Po raz pierwszy po wakacjach Ślązacy spotkali się w poniedziałek 31 lipca, zaś premierowe zajęcia odbyli 2 sierpnia. W tym miesiącu GieKSa trenuje od poniedziałku do piątku w siłowni, w hali, a także na stadionie lekkoatletycznym i boiskach do siatkówki plażowej.
- Ciężka praca, wracamy na wysokie obroty, budujemy formę na stadionie, siłowni. W sali pracujemy nad tym, by złapać już odpowiednią technikę. Organizm jest zmęczony, tak to powinno wyglądać. Od tego jest cały sierpień, po to tu przyjechaliśmy, żeby ciężko pracować - przyznał Dominik Witczak.
- Na pewno jeśli przepracujemy solidnie ten okres, to będzie procentowało potem w lidze - dodał atakujący GKS-u Katowice.

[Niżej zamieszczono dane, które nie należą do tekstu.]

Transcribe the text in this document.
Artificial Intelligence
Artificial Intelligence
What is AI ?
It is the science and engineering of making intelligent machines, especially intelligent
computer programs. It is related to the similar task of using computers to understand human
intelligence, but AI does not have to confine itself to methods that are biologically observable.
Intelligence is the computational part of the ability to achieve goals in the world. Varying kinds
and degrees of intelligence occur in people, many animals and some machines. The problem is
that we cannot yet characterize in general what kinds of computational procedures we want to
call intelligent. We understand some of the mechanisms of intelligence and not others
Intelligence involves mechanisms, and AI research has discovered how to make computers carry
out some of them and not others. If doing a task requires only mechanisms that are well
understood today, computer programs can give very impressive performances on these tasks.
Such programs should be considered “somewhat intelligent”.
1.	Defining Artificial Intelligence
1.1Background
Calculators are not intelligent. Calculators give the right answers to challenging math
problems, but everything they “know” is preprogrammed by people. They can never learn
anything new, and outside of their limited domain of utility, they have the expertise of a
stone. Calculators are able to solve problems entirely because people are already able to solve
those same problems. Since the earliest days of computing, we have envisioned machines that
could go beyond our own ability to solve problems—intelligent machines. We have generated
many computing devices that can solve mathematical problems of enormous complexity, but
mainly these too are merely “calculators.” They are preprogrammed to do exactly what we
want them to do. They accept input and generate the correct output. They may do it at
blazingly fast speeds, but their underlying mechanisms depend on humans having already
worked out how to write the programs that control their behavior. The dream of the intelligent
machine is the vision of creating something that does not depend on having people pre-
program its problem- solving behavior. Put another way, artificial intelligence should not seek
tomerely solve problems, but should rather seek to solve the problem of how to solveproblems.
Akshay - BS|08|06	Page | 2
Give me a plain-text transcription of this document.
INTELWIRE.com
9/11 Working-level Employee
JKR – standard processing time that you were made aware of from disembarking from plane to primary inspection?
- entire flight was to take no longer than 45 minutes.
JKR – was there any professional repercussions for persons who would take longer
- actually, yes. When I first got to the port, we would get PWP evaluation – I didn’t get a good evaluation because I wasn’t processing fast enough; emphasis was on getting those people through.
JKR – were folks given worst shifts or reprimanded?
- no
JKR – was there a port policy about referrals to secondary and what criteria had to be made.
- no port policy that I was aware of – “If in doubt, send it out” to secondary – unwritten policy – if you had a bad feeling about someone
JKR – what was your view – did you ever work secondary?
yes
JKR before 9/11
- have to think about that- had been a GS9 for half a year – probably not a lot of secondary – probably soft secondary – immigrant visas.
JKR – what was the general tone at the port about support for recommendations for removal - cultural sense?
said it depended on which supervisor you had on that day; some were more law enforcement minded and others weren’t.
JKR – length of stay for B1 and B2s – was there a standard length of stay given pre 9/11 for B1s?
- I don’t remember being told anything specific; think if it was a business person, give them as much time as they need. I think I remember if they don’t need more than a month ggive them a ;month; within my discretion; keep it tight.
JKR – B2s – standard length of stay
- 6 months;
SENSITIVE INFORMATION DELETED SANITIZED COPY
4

Witczak jest jednym z nowych zawodników katowickiego zespołu, ale zdążył się już zadomowić na Śląsku. - Jest czas na ciężką pracę i czas na przerwę, kiedy można pożartować. Atmosfera na treningach i w szatni jest świetna. Tak, jak wcześniej mówił mi Serhiy Kapelus w tej drużynie jest naprawdę znakomicie. W samych superlatywach mogę się wypowiadać na temat dotychczasowego pobytu w Katowicach - powiedział.
ZOBACZ WIDEO Jakub Czerwiński: Astana to dobra drużyna. Nie czujemy wstydu (WIDEO)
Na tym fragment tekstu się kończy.